Иван Василич помолчал; потом поднялся и пошел за шалаш.
– Вошь, не вошь, а не радость, - сказал он, возвращаясь оттуда, застегивая штаны, поплевывая на кончики пальцев и опять садясь.
– За весь день ни покоя тебе, ни удовольствия. А ночью сны одолевают, и, что ни увидишь, все будто, по бабушке, не к добру выходит: я, мол, нынче во сне лисицу видел, а она и привяжется: ох, не хорошо, ох, это к обману, к неприятности. А позвольте спросить, что у нее к приятности? Я, говорит, в соннике читала: видеть во сне автомата к неблагополучию. Но позвольте, бабушка, при чем тут автомат? А вот при том-то, говорит. Да, но никакого автомата я не видал, да и где они, эти автоматы, у нас в Липецке? Все равно, говорит. И пойдет строчить: видеть во сне ельник - к неприятности, очки надевать - к неприятности, сидеть под балдахином - - к горести, пить теплую воду - к печали, пить деревянное масло - к рмерти, есть блины - к смерти, есть воронье мясо - к пожару, есть драчену - к разлуке, брить бороду-к убытку, петь томным голосом - к зубной боли, еврея видеть - к вредному знакомству... Одно слово, гадай моя голова!
И он даже легонько рукой махнул.
– Выходит, по ее, что одно хорошо: видеть во сне, что декохт пьешь, - это будто к успеху! А с прислугой какая мука? Нанял девку: так не то что сготовить, - свиньям дерьма с хоботьем не замесит и опять же как профан глупа. Морда сиськой, сама как мясопотам какой. А тут еще сосед тронулся - лавочник Шуринов, знаете небось?
– Как не знать, - сказали караульщики.
– С чего ж это он? По его достатку только жить бы да жить!
– А вот подите ж, - сказал Иван Василич.
– В отделку спятил. Как ни заглянешь -
– "А об чем же, мол?" - "А об том, говорит, что нонче ты с дружьями, а завтра с червями, нынче в лорфине, а завтра в могиле: жизнь наша яко цвет травный мимо идет. Что такое, к примеру, вампир впивающий? А между тем это есть смерть. Вот, говорит, гляньте, что тут написано: "Горе тебе, человече, прошли дни твоей юности в неразумии, а также и лета мужества протек ты в нерадении. Видишь ли, какой я есть страшный могильный скелет? Но я был некогда, как ты теперь, и, подобно тебе же, расширял свои владения, пока непреклонная смерть не заключила меня в свои железные объятия. Зри место вечного покоя, жилище тихое мертвецов, для гражданина и героя, для всех адамовых сынов!"

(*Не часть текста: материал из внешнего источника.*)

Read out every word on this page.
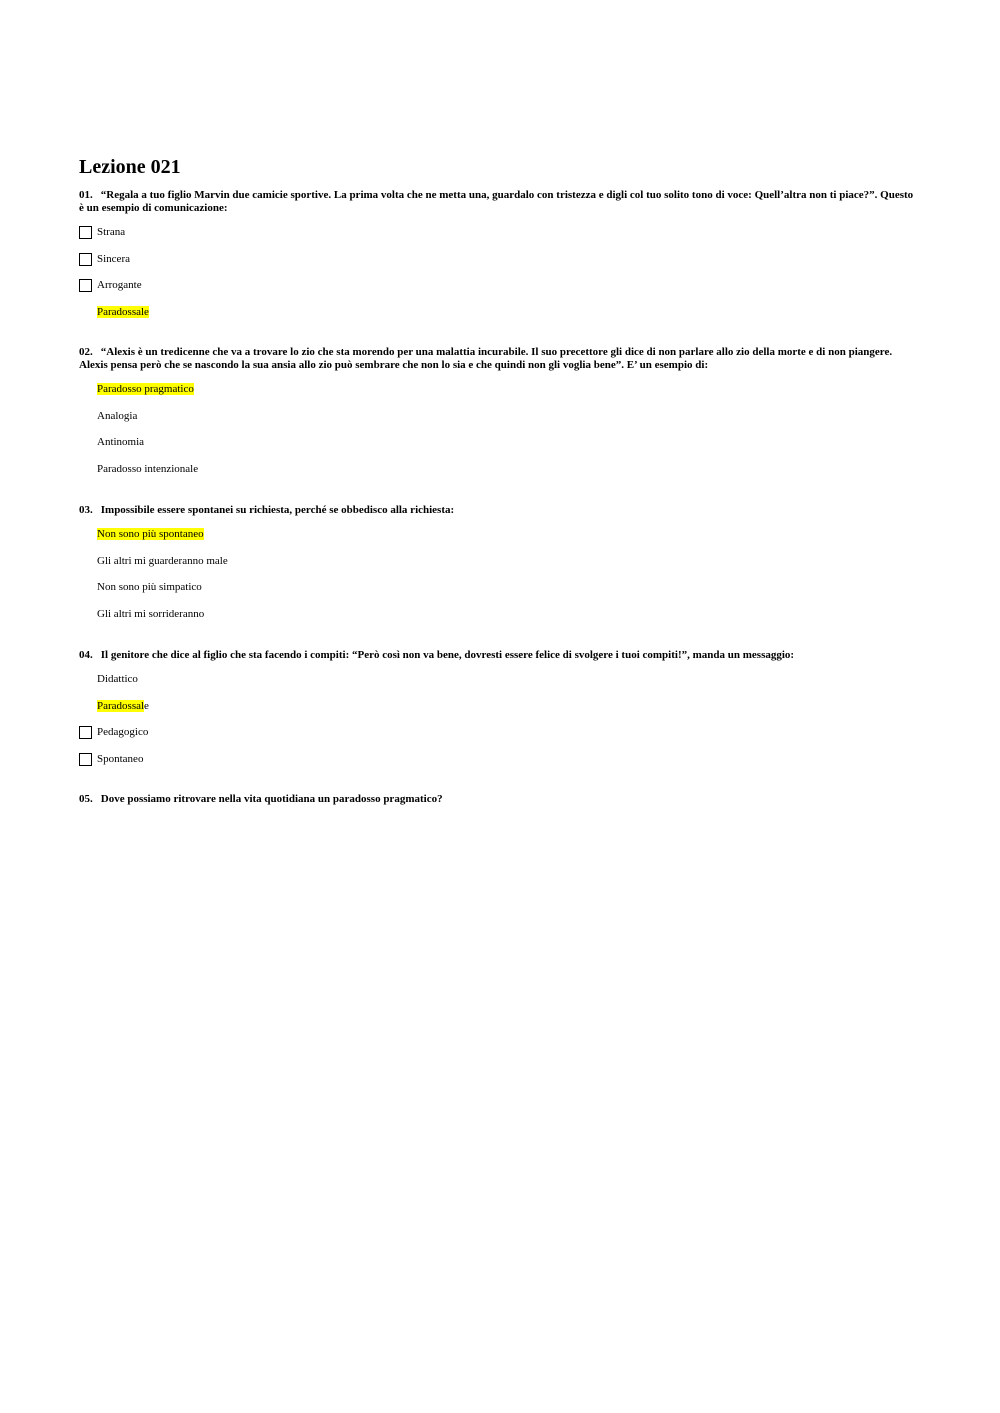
Lezione 021

01. “Regala a tuo figlio Marvin due camicie sportive. La prima volta che ne metta una, guardalo con tristezza e digli col tuo solito tono di voce: Quell’altra non ti piace?”. Questo è un esempio di comunicazione:

Strana
Sincera
Arrogante
Paradossale

02. “Alexis è un tredicenne che va a trovare lo zio che sta morendo per una malattia incurabile. Il suo precettore gli dice di non parlare allo zio della morte e di non piangere. Alexis pensa però che se nascondo la sua ansia allo zio può sembrare che non lo sia e che quindi non gli voglia bene”. E’ un esempio di:

Paradosso pragmatico
Analogia
Antinomia
Paradosso intenzionale

03. Impossibile essere spontanei su richiesta, perché se obbedisco alla richiesta:

Non sono più spontaneo
Gli altri mi guarderanno male
Non sono più simpatico
Gli altri mi sorrideranno

04. Il genitore che dice al figlio che sta facendo i compiti: “Però così non va bene, dovresti essere felice di svolgere i tuoi compiti!”, manda un messaggio:

Didattico
Paradossale
Pedagogico
Spontaneo

05. Dove possiamo ritrovare nella vita quotidiana un paradosso pragmatico?
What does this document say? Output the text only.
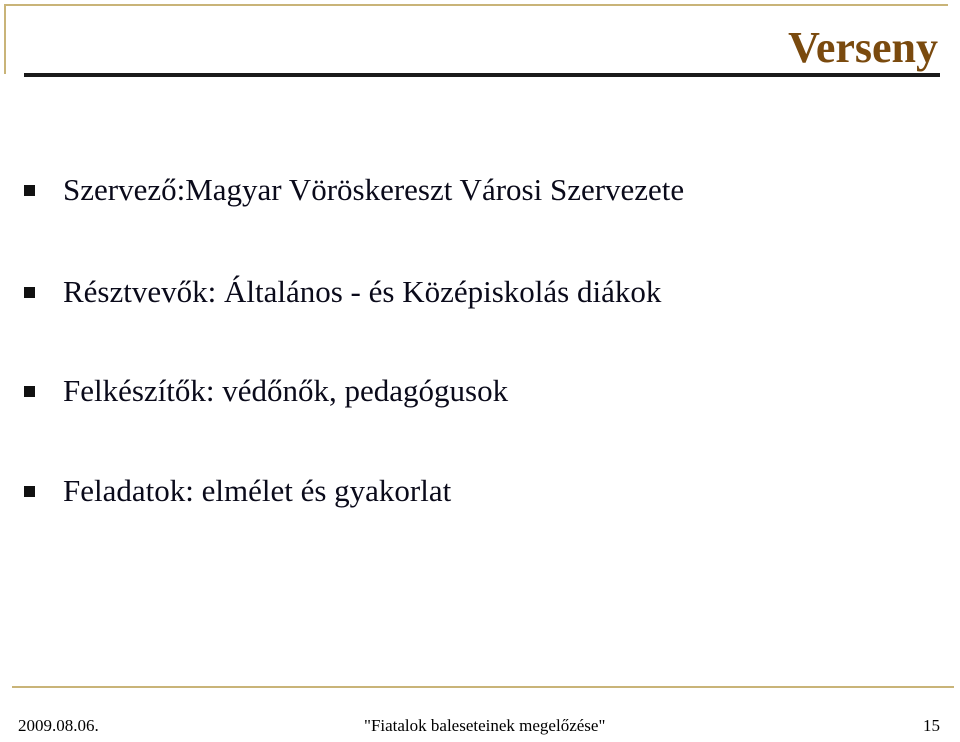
Verseny
Szervező:Magyar Vöröskereszt Városi Szervezete
Résztvevők: Általános - és Középiskolás diákok
Felkészítők: védőnők, pedagógusok
Feladatok: elmélet és gyakorlat
2009.08.06.	"Fiatalok baleseteinek megelőzése"	15
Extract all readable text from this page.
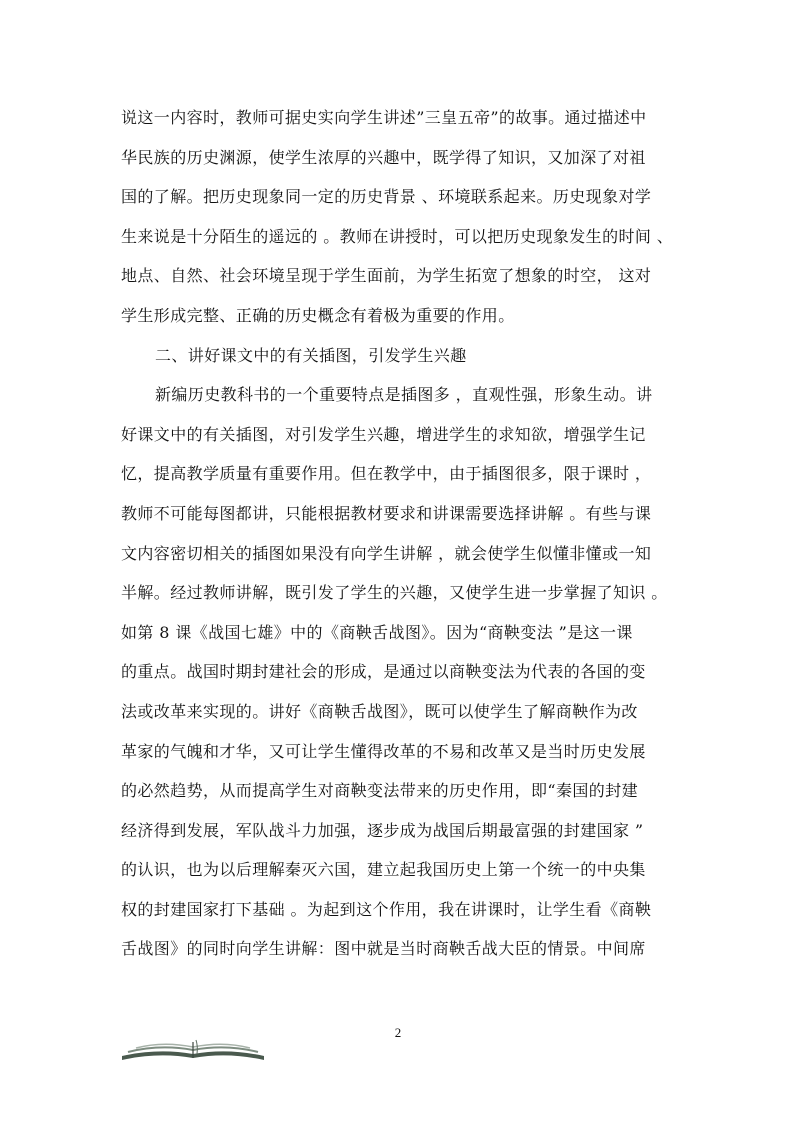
说这一内容时，教师可据史实向学生讲述”三皇五帝”的故事。通过描述中
华民族的历史渊源，使学生浓厚的兴趣中，既学得了知识，又加深了对祖
国的了解。把历史现象同一定的历史背景 、环境联系起来。历史现象对学
生来说是十分陌生的遥远的 。教师在讲授时，可以把历史现象发生的时间 、
地点、自然、社会环境呈现于学生面前，为学生拓宽了想象的时空， 这对
学生形成完整、正确的历史概念有着极为重要的作用。
二、讲好课文中的有关插图，引发学生兴趣
新编历史教科书的一个重要特点是插图多 ，直观性强，形象生动。讲
好课文中的有关插图，对引发学生兴趣，增进学生的求知欲，增强学生记
忆，提高教学质量有重要作用。但在教学中，由于插图很多，限于课时 ，
教师不可能每图都讲，只能根据教材要求和讲课需要选择讲解 。有些与课
文内容密切相关的插图如果没有向学生讲解 ，就会使学生似懂非懂或一知
半解。经过教师讲解，既引发了学生的兴趣，又使学生进一步掌握了知识 。
如第 8 课《战国七雄》中的《商鞅舌战图》。因为“商鞅变法 ”是这一课
的重点。战国时期封建社会的形成，是通过以商鞅变法为代表的各国的变
法或改革来实现的。讲好《商鞅舌战图》，既可以使学生了解商鞅作为改
革家的气魄和才华，又可让学生懂得改革的不易和改革又是当时历史发展
的必然趋势，从而提高学生对商鞅变法带来的历史作用，即“秦国的封建
经济得到发展，军队战斗力加强，逐步成为战国后期最富强的封建国家 ”
的认识，也为以后理解秦灭六国，建立起我国历史上第一个统一的中央集
权的封建国家打下基础 。为起到这个作用，我在讲课时，让学生看《商鞅
舌战图》的同时向学生讲解：图中就是当时商鞅舌战大臣的情景。中间席
2
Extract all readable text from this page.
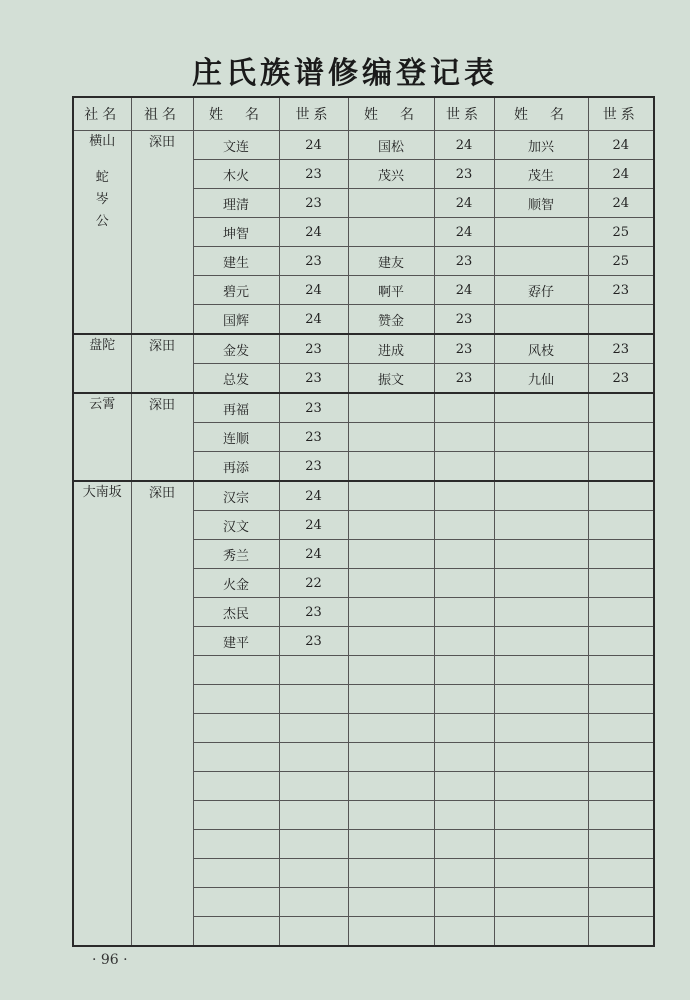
庄氏族谱修编登记表
社名	祖名	姓　名	世系	姓　名	世系	姓　名	世系

横山
蛇岑公	深田	文连	24	国松	24	加兴	24
		木火	23	茂兴	23	茂生	24
		理清	23		24	顺智	24
		坤智	24		24		25
		建生	23	建友	23		25
		碧元	24	啊平	24	孬仔	23
		国辉	24	赞金	23		

盘陀	深田	金发	23	进成	23	风枝	23
		总发	23	振文	23	九仙	23

云霄	深田	再福	23				
		连顺	23				
		再添	23				

大南坂	深田	汉宗	24				
		汉文	24				
		秀兰	24				
		火金	22				
		杰民	23				
		建平	23				

· 96 ·
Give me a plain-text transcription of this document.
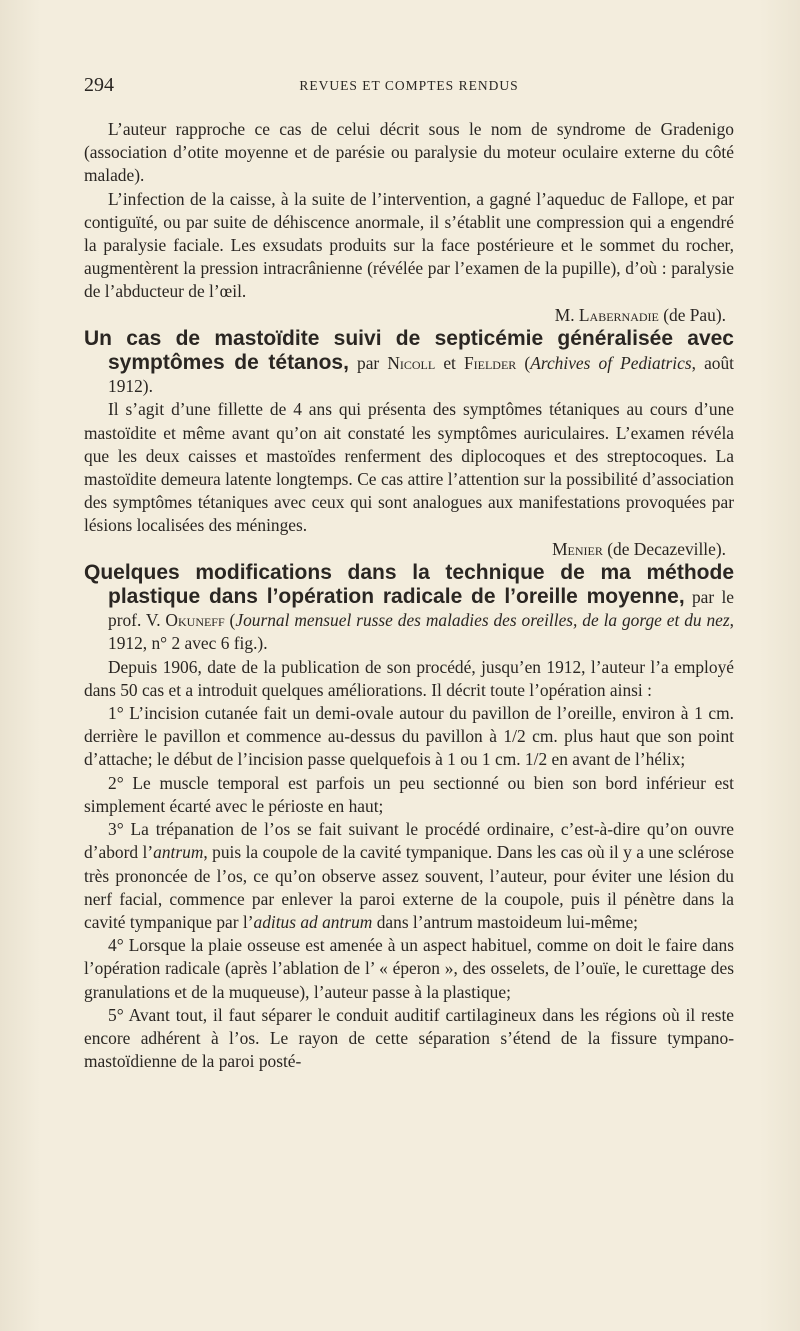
294	REVUES ET COMPTES RENDUS

L’auteur rapproche ce cas de celui décrit sous le nom de syndrome de Gradenigo (association d’otite moyenne et de parésie ou paralysie du moteur oculaire externe du côté malade).

L’infection de la caisse, à la suite de l’intervention, a gagné l’aqueduc de Fallope, et par contiguïté, ou par suite de déhiscence anormale, il s’établit une compression qui a engendré la paralysie faciale. Les exsudats produits sur la face postérieure et le sommet du rocher, augmentèrent la pression intracrânienne (révélée par l’examen de la pupille), d’où : paralysie de l’abducteur de l’œil.

M. Labernadie (de Pau).

Un cas de mastoïdite suivi de septicémie généralisée avec symptômes de tétanos, par Nicoll et Fielder (Archives of Pediatrics, août 1912).

Il s’agit d’une fillette de 4 ans qui présenta des symptômes tétaniques au cours d’une mastoïdite et même avant qu’on ait constaté les symptômes auriculaires. L’examen révéla que les deux caisses et mastoïdes renferment des diplocoques et des streptocoques. La mastoïdite demeura latente longtemps. Ce cas attire l’attention sur la possibilité d’association des symptômes tétaniques avec ceux qui sont analogues aux manifestations provoquées par lésions localisées des méninges.

Menier (de Decazeville).

Quelques modifications dans la technique de ma méthode plastique dans l’opération radicale de l’oreille moyenne, par le prof. V. Okuneff (Journal mensuel russe des maladies des oreilles, de la gorge et du nez, 1912, n° 2 avec 6 fig.).

Depuis 1906, date de la publication de son procédé, jusqu’en 1912, l’auteur l’a employé dans 50 cas et a introduit quelques améliorations. Il décrit toute l’opération ainsi :

1° L’incision cutanée fait un demi-ovale autour du pavillon de l’oreille, environ à 1 cm. derrière le pavillon et commence au-dessus du pavillon à 1/2 cm. plus haut que son point d’attache; le début de l’incision passe quelquefois à 1 ou 1 cm. 1/2 en avant de l’hélix;

2° Le muscle temporal est parfois un peu sectionné ou bien son bord inférieur est simplement écarté avec le périoste en haut;

3° La trépanation de l’os se fait suivant le procédé ordinaire, c’est-à-dire qu’on ouvre d’abord l’antrum, puis la coupole de la cavité tympanique. Dans les cas où il y a une sclérose très prononcée de l’os, ce qu’on observe assez souvent, l’auteur, pour éviter une lésion du nerf facial, commence par enlever la paroi externe de la coupole, puis il pénètre dans la cavité tympanique par l’aditus ad antrum dans l’antrum mastoideum lui-même;

4° Lorsque la plaie osseuse est amenée à un aspect habituel, comme on doit le faire dans l’opération radicale (après l’ablation de l’ « éperon », des osselets, de l’ouïe, le curettage des granulations et de la muqueuse), l’auteur passe à la plastique;

5° Avant tout, il faut séparer le conduit auditif cartilagineux dans les régions où il reste encore adhérent à l’os. Le rayon de cette séparation s’étend de la fissure tympano-mastoïdienne de la paroi posté-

– Понимаете, - сказал Иван Василич, поднимая голову, любому скорбному старичку не уступит, а глянешь на него даже жуть берет: ну, прямо буйвол дикий, - а не человек, Миклуха Маклай! Ах, не ладна наша земля, братушки, - сказал он, крутя головой.-Сумасходный мы народ, с жиру бесимся. Теперь, говорят, его уж под опеку хотят взять да в Тамбов в желтый дом наладить. Да и что ж с ним иначе делать? Теперь, говорят, одно твердит: амигдал да онагрь, велбуд да тля, скимен да вретище... А чего ему недоставало, чем он недоволен? И все мы вот так-то: все не по-нашему, все не хорошо да недостаточно. Амигдал! Еду давеча по селу со станции, а впереди - здо-оровый болван: рубаха распояской, голова взлохмачена, разодрал гармонью на три версты и орет на всю округу: "Ох, разорю усе именье, сам зароюсь у каменья!" - Шутки шутками, а думаю, что неспроста мы так-то шутим: дошутимся!
– Ну, а что ж в городе говорят?
– спросил один из караульщиков.
– Когда же эта война кончится? Правда, будто и французский царь на нашего колебается?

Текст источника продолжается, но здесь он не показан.